We have to ensure that any incentives for substitute goods, like low-carbon substitute goods—Ms. Hastings talked about electric vehicles—don't cause inadvertent carbon leakage. For example, if we're going to incentivize the use of electric vehicles and we haven't accounted for carbon leakage in the oil and gas sector or coal fire production, that we're not actually increasing demand, because we've created a substitute good, or demand for a substitute good, without taking care of that.

I'm sorry—I'm kind of off my game today, but you get what I'm saying, right? If we're going to incentivize electric vehicles, then we have to ensure that our electricity production is less reliant on carbon-emitting sources than it is right now in Canada. Would that be correct?

4:20 p.m.

Assistant Professor, University of Calgary, As an Individual

Dr. Sara Hastings-Simon

No. I think we need to get to net zero, but the current emissions by Canada's electricity sector for the use of electric vehicles is lower on a total life cycle basis.

4:20 p.m.

Conservative

Michelle Rempel Conservative Calgary Nose Hill, AB

Can you send the committee some data to that effect?

4:20 p.m.

Assistant Professor, University of Calgary, As an Individual

4:20 p.m.

Conservative

Michelle Rempel Conservative Calgary Nose Hill, AB

Thank you.

The last thing is that, as Ms. Collins said, any cap needs to have stability. So we should not be announcing caps without details, so that they will not be a disincentive to innovation and the development of complementary measures. Would that be correct?

4:20 p.m.

Vice-President, Canada West Foundation

4:20 p.m.

Conservative

Michelle Rempel Conservative Calgary Nose Hill, AB

Okay.

4:20 p.m.

Professor, Simon Fraser University, As an Individual

Dr. Mark Jaccard

Yes, but with regard to the word “stability”, it actually should be something that's declining over time.

4:20 p.m.

Conservative

Michelle Rempel Conservative Calgary Nose Hill, AB

How about “no surprises to industry”? Is that better?

4:20 p.m.

Professor, Simon Fraser University, As an Individual

4:20 p.m.

Conservative

Michelle Rempel Conservative Calgary Nose Hill, AB

Okay.

The other thing I would say, since I have a little bit of time, is that we also need to recognize externalities in a set way.

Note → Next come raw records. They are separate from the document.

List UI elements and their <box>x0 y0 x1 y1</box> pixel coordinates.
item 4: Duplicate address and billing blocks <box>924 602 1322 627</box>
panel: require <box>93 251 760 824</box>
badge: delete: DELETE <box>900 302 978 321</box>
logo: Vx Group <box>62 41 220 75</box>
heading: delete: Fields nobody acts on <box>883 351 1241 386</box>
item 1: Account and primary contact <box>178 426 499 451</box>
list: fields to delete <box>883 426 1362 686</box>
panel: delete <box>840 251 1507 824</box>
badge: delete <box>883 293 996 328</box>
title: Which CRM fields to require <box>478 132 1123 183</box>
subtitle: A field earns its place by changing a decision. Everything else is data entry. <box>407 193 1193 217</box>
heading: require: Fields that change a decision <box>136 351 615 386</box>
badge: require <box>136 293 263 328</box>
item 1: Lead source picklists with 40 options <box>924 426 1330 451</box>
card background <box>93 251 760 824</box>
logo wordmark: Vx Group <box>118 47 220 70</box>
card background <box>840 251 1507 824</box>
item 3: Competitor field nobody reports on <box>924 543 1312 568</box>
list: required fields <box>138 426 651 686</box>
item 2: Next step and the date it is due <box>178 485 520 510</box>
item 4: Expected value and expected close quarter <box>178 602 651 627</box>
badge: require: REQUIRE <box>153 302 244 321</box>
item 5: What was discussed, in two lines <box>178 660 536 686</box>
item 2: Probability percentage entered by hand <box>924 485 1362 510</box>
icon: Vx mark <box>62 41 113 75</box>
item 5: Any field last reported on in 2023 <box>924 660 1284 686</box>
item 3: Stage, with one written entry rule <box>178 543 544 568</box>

Ms. Hastings, you made an assumption that the decline in demand was based solely—that's how I took it, anyway—on an industry in transition. Did you factor the pandemic or any other loss of production into your statement? Or is there a set of externalities that Canada uses right now that you used to make that statement?

4:20 p.m.

Assistant Professor, University of Calgary, As an Individual

Dr. Sara Hastings-Simon

No, my statement was purely about the sale of electric vehicles, independent of any change in demand or changes in traffic patterns.

4:20 p.m.

Conservative

Michelle Rempel Conservative Calgary Nose Hill, AB

Would you say we need to have a set of externalities that we're looking at, both in terms of the actual reduction of greenhouse gas emissions, however we measure that, and in actual supply and demand? You were talking about price volatility when we're designing this cap.

4:20 p.m.

Assistant Professor, University of Calgary, As an Individual

Dr. Sara Hastings-Simon

I'm sorry but I don't understand the question.

4:20 p.m.

Professor, Simon Fraser University, As an Individual

Dr. Mark Jaccard

Could I just jump in?

4:20 p.m.

Conservative

Michelle Rempel Conservative Calgary Nose Hill, AB

Go ahead, yes.

4:20 p.m.

Professor, Simon Fraser University, As an Individual

Dr. Mark Jaccard

When you use the word “externality”, we pedantic academics are thinking about environmental damage somewhere else. I think what you're talking about right now is that we have to account for anything that's outside of our system, like a war in the Middle East or a higher price of oil.

4:20 p.m.

Conservative

Michelle Rempel Conservative Calgary Nose Hill, AB

Yes, exactly.

4:20 p.m.

Professor, Simon Fraser University, As an Individual

Dr. Mark Jaccard

Absolutely.

When you do this kind of work, you do modelling, which is what I and the people I've trained do, and we have to see what is outside and what is inside.